Xi Jinping walks to G20 Summit
MERICS Briefs
MERICS China Essentials
16 Minuten Lesedauer

Xi präsentiert China als positive Kraft auf der Weltbühne

Bei einem virtuellen Gipfel der Asiatisch-Pazifischen Wirtschaftsgemeinschaft (APEC) am 20. November hob Xi das Engagement Chinas für die regionale Wirtschaftsentwicklung hervor. Beijing erwäge nun „proaktiv“ den Beitritt zum Handelsabkommen TPP. Im gemeinsamen Kampf gegen die Pandemie habe China „Weisheit und Ressourcen“ beigetragen. Beim ebenfalls online abgehaltenen G20-Gipfel am 21. November schlug Xi einen globalen Mechanismus Nachverfolgung von Covid-19-Infektionen mittels QR-Codes vor. Er drängte die Gruppe, eine "inklusive Entwicklung" zu unterstützen und "Unilateralismus und Protektionismus" abzulehnen – eine Formel, die vor allem Kritik an den USA zum Ausdruck bringen soll.

Xi nutzt den Erfolg im Kampf gegen die Pandemie einmal mehr, um China international als Gegengewicht zum strategischen Rivalen USA zu etablieren, der mit einer schweren Gesundheits- und Wirtschaftskrise zu kämpfen hat. Auf dem jährlichen BRICS-Gipfel der aufstrebenden Ökonomien am 17. November warnte Xi davor, dass Länder "die Pandemie nutzen, um Globalisierung zurückzudrehen und ... die wirtschaftliche Entkopplung voranzutreiben".

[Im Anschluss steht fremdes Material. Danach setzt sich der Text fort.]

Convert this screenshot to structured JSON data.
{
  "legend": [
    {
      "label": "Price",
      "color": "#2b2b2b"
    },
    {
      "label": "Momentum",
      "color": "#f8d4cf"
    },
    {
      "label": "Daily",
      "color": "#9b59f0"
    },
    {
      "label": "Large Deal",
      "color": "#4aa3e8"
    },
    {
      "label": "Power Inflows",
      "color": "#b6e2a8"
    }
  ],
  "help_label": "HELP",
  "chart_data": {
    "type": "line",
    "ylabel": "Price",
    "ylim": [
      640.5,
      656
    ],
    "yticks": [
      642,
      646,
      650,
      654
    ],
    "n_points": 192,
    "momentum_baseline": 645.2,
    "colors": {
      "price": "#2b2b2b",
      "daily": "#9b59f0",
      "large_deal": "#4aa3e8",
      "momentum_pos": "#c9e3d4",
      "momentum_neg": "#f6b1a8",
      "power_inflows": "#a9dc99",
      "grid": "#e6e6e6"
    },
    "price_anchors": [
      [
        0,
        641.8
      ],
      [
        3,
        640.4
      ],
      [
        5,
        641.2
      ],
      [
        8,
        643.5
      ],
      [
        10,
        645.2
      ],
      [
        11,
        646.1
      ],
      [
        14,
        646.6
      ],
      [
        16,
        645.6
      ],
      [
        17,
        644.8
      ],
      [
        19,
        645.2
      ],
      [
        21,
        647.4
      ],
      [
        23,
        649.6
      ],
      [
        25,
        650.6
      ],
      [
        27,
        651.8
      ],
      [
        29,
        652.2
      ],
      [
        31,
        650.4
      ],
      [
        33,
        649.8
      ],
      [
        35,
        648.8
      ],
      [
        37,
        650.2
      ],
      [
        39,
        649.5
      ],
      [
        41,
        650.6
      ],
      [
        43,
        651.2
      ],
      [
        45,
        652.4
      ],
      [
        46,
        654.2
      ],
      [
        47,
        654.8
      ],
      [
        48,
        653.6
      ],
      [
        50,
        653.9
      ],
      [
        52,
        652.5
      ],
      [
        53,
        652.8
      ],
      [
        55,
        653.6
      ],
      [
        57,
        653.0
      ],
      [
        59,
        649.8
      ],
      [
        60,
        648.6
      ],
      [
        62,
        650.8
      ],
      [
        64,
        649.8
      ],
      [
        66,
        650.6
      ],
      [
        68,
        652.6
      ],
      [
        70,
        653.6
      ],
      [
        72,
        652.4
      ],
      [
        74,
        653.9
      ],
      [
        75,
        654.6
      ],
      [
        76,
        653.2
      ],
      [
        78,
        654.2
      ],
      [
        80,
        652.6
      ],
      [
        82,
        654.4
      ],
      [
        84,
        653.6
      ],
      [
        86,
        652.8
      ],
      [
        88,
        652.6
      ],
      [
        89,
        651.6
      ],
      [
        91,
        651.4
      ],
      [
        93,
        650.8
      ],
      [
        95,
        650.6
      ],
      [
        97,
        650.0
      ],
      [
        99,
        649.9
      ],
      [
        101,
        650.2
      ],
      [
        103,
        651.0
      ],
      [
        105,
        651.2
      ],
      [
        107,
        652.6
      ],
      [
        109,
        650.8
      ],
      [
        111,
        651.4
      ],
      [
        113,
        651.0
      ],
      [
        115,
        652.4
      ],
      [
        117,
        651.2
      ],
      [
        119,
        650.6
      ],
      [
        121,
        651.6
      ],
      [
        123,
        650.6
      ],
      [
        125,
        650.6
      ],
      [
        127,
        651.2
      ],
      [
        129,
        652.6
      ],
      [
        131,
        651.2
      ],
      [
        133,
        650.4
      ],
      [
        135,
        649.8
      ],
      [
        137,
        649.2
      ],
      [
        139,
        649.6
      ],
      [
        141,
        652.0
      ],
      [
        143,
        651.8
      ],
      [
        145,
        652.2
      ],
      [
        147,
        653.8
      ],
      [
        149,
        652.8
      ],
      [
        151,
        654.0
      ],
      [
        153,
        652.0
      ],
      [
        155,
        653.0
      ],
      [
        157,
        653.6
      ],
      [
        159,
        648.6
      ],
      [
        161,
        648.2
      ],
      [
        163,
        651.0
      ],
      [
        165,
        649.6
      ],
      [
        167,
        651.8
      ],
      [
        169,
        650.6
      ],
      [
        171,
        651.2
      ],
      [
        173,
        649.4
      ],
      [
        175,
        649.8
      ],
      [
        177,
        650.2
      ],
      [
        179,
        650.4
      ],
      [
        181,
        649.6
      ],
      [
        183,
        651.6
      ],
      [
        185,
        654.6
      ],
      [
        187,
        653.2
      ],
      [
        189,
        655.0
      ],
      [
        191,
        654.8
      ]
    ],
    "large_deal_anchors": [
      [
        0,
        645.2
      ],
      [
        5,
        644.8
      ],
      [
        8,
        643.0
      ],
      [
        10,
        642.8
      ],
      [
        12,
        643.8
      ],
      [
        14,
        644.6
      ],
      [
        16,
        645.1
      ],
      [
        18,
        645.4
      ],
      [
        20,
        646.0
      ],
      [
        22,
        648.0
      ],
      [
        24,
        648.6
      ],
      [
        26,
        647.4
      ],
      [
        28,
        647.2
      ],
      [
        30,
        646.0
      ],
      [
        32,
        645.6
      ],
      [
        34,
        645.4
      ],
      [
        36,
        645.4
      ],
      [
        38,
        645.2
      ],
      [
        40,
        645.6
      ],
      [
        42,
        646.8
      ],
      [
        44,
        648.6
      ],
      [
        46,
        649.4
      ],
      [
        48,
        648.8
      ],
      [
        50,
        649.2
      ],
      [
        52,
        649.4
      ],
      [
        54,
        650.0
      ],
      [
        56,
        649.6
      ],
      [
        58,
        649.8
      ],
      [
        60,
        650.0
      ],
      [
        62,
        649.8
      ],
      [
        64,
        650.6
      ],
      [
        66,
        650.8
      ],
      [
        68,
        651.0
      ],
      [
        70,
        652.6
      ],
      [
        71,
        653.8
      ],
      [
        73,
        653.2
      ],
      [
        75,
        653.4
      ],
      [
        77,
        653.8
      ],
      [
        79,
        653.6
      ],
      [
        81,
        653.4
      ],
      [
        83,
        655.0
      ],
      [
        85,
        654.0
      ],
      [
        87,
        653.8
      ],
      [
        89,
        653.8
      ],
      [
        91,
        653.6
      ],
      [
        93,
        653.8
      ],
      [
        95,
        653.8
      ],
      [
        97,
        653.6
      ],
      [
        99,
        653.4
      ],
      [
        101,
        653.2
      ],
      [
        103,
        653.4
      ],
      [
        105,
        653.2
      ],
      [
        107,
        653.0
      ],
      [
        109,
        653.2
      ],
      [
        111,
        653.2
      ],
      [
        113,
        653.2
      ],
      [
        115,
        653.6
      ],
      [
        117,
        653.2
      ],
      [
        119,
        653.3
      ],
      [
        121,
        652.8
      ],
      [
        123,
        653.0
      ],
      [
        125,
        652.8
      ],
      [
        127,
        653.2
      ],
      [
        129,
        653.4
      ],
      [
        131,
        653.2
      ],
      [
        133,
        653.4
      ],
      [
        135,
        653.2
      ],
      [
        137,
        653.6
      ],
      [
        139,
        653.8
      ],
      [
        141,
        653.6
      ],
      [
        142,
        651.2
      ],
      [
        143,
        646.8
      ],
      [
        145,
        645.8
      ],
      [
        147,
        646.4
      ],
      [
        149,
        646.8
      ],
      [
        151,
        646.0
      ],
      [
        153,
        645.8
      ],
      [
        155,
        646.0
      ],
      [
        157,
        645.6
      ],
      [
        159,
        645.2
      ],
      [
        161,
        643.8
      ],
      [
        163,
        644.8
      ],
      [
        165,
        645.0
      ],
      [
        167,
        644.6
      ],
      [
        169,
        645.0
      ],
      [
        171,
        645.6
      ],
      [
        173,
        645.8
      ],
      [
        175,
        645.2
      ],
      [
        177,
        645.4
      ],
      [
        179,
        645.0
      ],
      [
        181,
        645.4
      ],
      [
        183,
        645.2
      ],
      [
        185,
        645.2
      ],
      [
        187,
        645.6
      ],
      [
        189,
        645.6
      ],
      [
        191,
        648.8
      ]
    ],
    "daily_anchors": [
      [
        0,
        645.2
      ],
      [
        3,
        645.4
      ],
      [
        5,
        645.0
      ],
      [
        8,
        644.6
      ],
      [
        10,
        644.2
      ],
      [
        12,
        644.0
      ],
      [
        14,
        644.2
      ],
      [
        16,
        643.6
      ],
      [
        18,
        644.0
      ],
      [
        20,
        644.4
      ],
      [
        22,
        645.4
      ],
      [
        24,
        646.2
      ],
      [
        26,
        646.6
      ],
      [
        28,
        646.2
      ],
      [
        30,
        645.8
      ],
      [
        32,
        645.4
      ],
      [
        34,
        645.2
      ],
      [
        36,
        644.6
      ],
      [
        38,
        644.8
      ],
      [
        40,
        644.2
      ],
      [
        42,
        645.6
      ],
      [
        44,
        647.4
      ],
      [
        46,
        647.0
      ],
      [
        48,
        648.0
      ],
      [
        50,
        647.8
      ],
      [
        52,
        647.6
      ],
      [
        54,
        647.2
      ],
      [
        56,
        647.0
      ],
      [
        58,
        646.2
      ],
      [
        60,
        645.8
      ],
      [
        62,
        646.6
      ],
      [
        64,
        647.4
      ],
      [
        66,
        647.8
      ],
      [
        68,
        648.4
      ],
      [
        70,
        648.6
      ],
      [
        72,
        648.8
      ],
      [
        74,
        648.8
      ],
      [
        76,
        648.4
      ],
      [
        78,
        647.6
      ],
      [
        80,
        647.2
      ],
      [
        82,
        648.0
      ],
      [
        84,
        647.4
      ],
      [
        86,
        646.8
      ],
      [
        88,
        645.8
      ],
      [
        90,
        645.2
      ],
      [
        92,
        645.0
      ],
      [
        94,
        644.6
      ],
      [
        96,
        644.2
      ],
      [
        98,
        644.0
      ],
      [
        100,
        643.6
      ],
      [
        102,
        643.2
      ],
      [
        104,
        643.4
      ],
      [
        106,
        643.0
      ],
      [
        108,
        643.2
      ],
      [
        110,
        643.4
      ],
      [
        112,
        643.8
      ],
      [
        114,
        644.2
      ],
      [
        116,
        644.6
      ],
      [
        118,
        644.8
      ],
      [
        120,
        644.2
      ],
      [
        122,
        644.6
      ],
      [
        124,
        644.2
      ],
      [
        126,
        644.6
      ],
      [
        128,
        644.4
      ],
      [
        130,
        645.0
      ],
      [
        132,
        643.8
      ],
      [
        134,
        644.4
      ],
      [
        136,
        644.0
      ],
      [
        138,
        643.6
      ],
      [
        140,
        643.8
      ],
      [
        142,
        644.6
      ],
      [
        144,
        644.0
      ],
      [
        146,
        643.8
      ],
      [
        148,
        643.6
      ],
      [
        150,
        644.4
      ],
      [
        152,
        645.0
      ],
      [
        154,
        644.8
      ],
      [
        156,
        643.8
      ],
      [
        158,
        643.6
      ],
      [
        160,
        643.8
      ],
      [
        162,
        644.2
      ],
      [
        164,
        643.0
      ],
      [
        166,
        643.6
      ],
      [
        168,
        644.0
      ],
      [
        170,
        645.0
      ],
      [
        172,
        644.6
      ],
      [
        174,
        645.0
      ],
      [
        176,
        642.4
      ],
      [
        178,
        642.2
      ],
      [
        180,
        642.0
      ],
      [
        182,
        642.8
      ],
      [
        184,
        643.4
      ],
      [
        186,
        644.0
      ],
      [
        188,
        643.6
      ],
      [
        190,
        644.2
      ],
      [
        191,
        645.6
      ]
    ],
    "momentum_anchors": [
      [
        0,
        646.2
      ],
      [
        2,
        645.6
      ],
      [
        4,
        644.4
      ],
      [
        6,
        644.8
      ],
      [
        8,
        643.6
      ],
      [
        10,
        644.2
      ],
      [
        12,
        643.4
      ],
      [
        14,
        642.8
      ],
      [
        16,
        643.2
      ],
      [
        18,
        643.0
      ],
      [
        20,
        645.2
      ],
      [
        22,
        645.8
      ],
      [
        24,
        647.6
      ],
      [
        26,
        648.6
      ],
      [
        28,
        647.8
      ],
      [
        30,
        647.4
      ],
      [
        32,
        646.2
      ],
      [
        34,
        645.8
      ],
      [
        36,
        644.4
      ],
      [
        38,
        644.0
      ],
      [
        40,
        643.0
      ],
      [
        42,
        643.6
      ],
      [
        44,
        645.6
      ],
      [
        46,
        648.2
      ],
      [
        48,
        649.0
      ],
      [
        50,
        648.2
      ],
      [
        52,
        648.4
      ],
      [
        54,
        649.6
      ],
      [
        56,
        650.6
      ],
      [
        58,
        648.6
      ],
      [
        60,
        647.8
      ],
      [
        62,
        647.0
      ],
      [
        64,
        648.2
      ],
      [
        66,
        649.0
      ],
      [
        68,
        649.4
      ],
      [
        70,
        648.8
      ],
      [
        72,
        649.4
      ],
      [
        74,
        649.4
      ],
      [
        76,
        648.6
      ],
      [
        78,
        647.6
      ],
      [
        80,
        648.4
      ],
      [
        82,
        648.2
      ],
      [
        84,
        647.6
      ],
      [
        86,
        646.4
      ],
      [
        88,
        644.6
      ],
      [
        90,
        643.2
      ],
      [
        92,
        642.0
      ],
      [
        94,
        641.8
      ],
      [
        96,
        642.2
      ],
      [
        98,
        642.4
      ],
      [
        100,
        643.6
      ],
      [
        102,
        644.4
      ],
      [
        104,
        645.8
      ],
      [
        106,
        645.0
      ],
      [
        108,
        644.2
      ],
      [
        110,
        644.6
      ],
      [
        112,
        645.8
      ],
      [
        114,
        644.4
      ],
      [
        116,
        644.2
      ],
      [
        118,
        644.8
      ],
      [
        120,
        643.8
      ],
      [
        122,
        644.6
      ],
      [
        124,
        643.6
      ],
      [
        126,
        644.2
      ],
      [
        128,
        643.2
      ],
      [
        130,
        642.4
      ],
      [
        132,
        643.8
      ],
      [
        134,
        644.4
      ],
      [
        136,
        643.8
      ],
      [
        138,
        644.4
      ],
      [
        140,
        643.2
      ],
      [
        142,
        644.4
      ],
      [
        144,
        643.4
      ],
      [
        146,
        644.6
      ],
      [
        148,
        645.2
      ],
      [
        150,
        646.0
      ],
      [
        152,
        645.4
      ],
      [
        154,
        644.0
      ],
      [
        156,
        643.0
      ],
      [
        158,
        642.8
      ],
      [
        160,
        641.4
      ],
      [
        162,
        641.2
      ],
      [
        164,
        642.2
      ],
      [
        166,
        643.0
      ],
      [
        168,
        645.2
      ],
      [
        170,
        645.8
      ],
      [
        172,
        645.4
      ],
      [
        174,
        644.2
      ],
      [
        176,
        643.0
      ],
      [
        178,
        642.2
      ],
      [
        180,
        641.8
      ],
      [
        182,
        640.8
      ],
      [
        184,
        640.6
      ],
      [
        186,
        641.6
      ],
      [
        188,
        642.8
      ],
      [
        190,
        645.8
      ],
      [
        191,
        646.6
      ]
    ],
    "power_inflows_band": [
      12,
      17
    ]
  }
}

Auch durch den Abschluss des weltweit größten Freihandelsabkommens RCEP mit 15 Ländern des asiatisch-pazifischen Raums hat China seinen Anspruch auf globale Führerschaft untermauert. Das Abkommen gibt China mehr Einfluss auf die Gestaltung regionaler Handelsregeln und -standards, zudem trägt es dazu bei, chinesische Lieferketten in der Region zu festigen. Die USA hingegen haben unter Präsident Donald Trump in der Region zuletzt an Einfluss verloren.

Der Blick nach vorn: Starke regionale Lieferketten sind für China wichtig, denn das Land will seine Abhängigkeit von den Vereinigten Staaten verringern. Die vergleichsweise rasche Erholung von der Pandemie und das Freihandelsabkommen RCEP könnten auf Dauer Chinas Wirtschaft stärken. Das Land kann sich auf inländische Wachstumstreiber konzentrieren und gleichzeitig die strategischen Beziehungen zu Partnern in der Region festigen.

MERICS-Analyse: China ist selbstbewusster aus der Covid-19-Krise hervorgegangen und präsentiert sich als Verfechter der Globalisierung und als verantwortungsbewusster Anbieter globaler öffentlicher Güter. Dazu gehören Impfstoffe, aber auch temporäre Schuldenerlasse für Entwicklungsländer. Beijing sieht die Pandemie als Chance, die Normen und Strukturen der globalen Politik seinen Interessen gemäß umzuformen. Dies wirkt sich auch auf neue Bereiche wie die Digitalwirtschaft aus, in der viele Regeln erst noch geschrieben werden müssen. Das wird auch Anhand von Chinas Bemühen deutlich, die Arbeit der Shanghaier Organisation für Zusammenarbeit (SCO), deren Mitglieder sich ebenfalls in diesem Monat zu einem virtuellen Gipfel getroffen hatten, auf die Digitalwirtschaft auszuweiten.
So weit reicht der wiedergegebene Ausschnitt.